Earlier this month in London, the AGF signed a $74m re-guarantee agreement with GuarantCo that will enable it to further leverage its balance sheet to lend to SMEs servicing the infrastructure sector. Too often the constraints for SMEs is the lack of infrastructure such as power, connectivity or strong logistical nodes, and financing SMEs that are contributing to bridging this gap will have a twin effect of both supporting SMEs in the sector and other SMEs that will benefit from improved infrastructure.
Over the past 6 years, AGF has led the guarantee market in Africa by issuing financial guarantees enabling lending to the tune of USD $700 million to approximately 8,000 SMEs. As it continues to strengthen its capital base it intends to continue using its balance sheet to enable another $1bn of loans to this asset class, which Bikpo feels is the only one that can truly enable a truly diversified economy.

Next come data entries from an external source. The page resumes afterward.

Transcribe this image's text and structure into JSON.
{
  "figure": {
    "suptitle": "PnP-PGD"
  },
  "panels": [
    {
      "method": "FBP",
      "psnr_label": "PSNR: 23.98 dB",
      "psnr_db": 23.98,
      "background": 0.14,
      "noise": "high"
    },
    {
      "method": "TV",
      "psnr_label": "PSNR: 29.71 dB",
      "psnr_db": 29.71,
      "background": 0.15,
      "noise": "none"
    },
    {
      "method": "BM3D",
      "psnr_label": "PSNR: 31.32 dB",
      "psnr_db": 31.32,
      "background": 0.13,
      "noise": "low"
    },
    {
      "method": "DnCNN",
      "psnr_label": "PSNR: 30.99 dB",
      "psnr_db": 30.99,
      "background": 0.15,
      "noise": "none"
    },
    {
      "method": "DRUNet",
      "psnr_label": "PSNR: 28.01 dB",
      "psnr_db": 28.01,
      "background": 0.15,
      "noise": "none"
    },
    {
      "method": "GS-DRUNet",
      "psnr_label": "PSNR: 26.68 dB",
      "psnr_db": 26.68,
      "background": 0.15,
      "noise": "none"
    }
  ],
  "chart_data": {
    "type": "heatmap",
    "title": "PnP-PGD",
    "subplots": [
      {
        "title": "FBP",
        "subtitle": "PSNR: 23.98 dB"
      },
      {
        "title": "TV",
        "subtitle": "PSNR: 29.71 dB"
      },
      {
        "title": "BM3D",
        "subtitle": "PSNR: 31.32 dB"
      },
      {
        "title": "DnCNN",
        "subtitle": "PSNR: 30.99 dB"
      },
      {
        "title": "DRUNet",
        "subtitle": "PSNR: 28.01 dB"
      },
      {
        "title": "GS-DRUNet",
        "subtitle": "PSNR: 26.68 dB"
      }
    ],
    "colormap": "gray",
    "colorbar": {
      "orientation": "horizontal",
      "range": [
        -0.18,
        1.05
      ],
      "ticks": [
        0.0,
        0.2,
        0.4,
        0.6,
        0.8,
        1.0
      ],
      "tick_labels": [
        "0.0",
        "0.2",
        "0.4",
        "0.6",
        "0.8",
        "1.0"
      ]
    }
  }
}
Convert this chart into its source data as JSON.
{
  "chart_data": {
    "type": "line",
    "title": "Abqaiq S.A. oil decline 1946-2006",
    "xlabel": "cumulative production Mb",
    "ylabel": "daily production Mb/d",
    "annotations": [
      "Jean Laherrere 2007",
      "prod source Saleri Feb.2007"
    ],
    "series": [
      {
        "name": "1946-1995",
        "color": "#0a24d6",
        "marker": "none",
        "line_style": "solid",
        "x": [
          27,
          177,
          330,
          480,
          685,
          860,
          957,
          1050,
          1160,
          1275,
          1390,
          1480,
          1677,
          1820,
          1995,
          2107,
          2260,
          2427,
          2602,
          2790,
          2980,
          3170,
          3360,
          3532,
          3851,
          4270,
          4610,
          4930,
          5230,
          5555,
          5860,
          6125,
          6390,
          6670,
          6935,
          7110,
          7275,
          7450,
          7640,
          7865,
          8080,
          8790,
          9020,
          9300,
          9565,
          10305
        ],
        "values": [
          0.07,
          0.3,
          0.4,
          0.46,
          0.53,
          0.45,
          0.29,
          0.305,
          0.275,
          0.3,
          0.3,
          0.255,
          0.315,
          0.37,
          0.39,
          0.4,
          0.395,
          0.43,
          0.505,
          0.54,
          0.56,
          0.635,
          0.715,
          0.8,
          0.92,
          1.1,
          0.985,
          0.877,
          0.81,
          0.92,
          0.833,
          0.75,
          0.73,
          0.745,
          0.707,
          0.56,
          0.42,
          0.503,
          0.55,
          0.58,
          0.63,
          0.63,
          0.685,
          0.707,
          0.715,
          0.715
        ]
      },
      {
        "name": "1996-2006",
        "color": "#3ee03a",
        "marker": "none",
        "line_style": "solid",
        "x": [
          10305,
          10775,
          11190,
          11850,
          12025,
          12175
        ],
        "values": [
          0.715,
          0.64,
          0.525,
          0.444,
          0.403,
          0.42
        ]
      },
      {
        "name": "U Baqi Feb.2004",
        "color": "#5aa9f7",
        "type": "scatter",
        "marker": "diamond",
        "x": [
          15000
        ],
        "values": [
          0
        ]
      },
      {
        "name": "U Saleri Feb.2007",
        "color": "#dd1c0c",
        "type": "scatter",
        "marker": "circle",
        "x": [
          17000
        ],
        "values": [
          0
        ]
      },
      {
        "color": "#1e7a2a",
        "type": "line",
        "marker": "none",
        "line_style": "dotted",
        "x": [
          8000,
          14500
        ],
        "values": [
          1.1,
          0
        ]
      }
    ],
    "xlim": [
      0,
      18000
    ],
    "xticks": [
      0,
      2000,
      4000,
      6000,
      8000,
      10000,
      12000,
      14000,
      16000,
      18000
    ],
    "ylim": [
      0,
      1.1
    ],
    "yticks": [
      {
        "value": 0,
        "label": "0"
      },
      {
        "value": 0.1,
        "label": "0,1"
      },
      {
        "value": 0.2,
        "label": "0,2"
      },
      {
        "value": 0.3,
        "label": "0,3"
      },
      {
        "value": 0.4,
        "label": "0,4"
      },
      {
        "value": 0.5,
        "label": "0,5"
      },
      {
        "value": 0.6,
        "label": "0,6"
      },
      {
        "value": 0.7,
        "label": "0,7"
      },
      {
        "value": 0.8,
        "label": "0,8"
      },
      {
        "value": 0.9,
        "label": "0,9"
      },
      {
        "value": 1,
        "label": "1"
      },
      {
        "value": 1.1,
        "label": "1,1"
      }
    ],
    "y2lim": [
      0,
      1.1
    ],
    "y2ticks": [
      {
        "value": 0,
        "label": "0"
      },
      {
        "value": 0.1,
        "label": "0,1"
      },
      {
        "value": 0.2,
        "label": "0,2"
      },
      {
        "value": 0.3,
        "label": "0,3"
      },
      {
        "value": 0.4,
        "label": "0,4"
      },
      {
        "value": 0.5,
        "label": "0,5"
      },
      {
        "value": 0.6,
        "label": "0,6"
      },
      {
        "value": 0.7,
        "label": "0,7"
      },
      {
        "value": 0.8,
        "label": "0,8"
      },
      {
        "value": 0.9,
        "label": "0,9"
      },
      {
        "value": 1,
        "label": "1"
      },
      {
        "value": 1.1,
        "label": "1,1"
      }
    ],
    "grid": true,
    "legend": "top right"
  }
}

The African Guarantee Fund has this year taken the platinum sponsorship at the African Banker Awards, the continent’s pre-eminent event recognising African’s best performing financial institutions. This year’s awards will take place in Busan, Korea during the AfDB’s annual meetings in May. The deadline for entering the awards has been extended until the 31st March across a range of categories including financial inclusion.